Macau Experiences New Growth Pains at the End of a Two Year+ Streak

Published March 8, 2019 by Lee R

Macau Experiences New Growth Pains at the End of a Two Year+ Streak

Macau often slows at this point in the year, but new factors are driving the drops this year.

Macau gambling revenues have dropped, for the first time in two years.

End of the Streak

The Chinese island territory saw gambling revenue drop 5 percent in January, with the waning of the appetite for gambling and slowed economic growth as result of the US trade war blamed for the first drop in more than two years.


The totals for the month came in at 24.9 billion patacas ($3 billion) revenue, versus 26.3 billion patacas for the same period a year ago, according to Macau’s Gaming Inspection and Coordination.

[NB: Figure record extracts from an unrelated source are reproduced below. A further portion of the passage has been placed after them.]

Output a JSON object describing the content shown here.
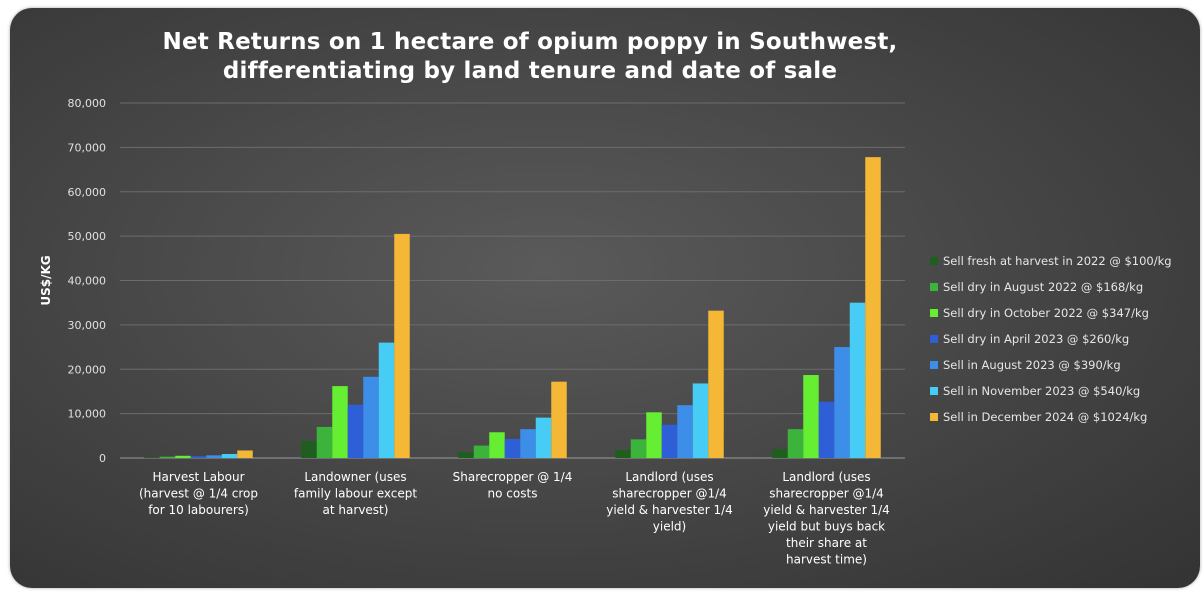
{
  "chart_data": {
    "type": "bar",
    "title_lines": [
      "Net Returns on 1 hectare of opium poppy in Southwest,",
      "differentiating by land tenure and date of sale"
    ],
    "ylabel": "US$/KG",
    "ylim": [
      0,
      80000
    ],
    "yticks": [
      0,
      10000,
      20000,
      30000,
      40000,
      50000,
      60000,
      70000,
      80000
    ],
    "ytick_labels": [
      "0",
      "10,000",
      "20,000",
      "30,000",
      "40,000",
      "50,000",
      "60,000",
      "70,000",
      "80,000"
    ],
    "grid": true,
    "legend_position": "right",
    "categories": [
      [
        "Harvest Labour",
        "(harvest @ 1/4 crop",
        "for 10 labourers)"
      ],
      [
        "Landowner (uses",
        "family labour except",
        "at harvest)"
      ],
      [
        "Sharecropper @ 1/4",
        "no costs"
      ],
      [
        "Landlord (uses",
        "sharecropper @1/4",
        "yield & harvester 1/4",
        "yield)"
      ],
      [
        "Landlord (uses",
        "sharecropper @1/4",
        "yield & harvester 1/4",
        "yield but buys back",
        "their share at",
        "harvest time)"
      ]
    ],
    "series": [
      {
        "name": "Sell fresh at harvest in 2022 @ $100/kg",
        "color": "#1f5e1f",
        "values": [
          100,
          3800,
          1400,
          1800,
          2000
        ]
      },
      {
        "name": "Sell dry in August 2022 @ $168/kg",
        "color": "#3cb43c",
        "values": [
          300,
          7000,
          2800,
          4200,
          6500
        ]
      },
      {
        "name": "Sell dry in October 2022 @ $347/kg",
        "color": "#66ee33",
        "values": [
          500,
          16200,
          5800,
          10300,
          18700
        ]
      },
      {
        "name": "Sell dry in April 2023 @ $260/kg",
        "color": "#2f5fd6",
        "values": [
          400,
          12000,
          4300,
          7500,
          12700
        ]
      },
      {
        "name": "Sell in August 2023 @ $390/kg",
        "color": "#3d8ee8",
        "values": [
          600,
          18300,
          6500,
          11900,
          25000
        ]
      },
      {
        "name": "Sell in November 2023 @ $540/kg",
        "color": "#47ccf5",
        "values": [
          900,
          26000,
          9100,
          16800,
          35000
        ]
      },
      {
        "name": "Sell in December 2024 @ $1024/kg",
        "color": "#f4b836",
        "values": [
          1700,
          50500,
          17200,
          33200,
          67800
        ]
      }
    ]
  }
}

Other local factors include a smoking ban that came into effect on Jan. 1 along with “muted sentiment” among VIP players ahead of Chinese New Year holidays in February. Analysts had predicted a 12 percent drop in growth.

Heavy Economic Reliance

Located on China's Southern coast, Macau is well known as the country’s only legal casino hub. Casino taxes accounted for over 80 percent of the jurisdiction's revenue.

The Streak

The last decline in GGR dates back to July of 2016, snapping a 29-month streak of year-on-year GGR growth. Last month in December, GGR had risen a very robust 16.6%, with total GGR for 2018 reaching $37.57 billion, a healthy 14% higher than 2017.

Analysts Predictions

Most analysts still have things turning around, but Macau might have to wait all the way until the second half of 2019 to see the growth, when single digit GGR growth is prognosticated to return.

What happened to VIPs?

The VIP sector has showing flat or receding growth the entire second half of 2018. The drop in demand for VIP junkets and the rise in online sales are conflicting against growth.

Private Operator Struggles

Private operators are slipping in Macau as well. Wynn resorts revealed Q4 profits to be 3.1% down year-on-year, with net income at $814.8 million, 8.4% lower than 2018 with the $584.2 million attributable to the operator representing a 21.8% drop.

More Private Drops

Analysts are predicting the premium segment in Macau which includes Wynn resorts will fall another 10-15% in 2019.


With drops visible and predicted in Macau, the strength of their casino offerings may have to carry the jurisdiction while things balance out, and more promotion of online offerings will likely surface at some point in the balancing period.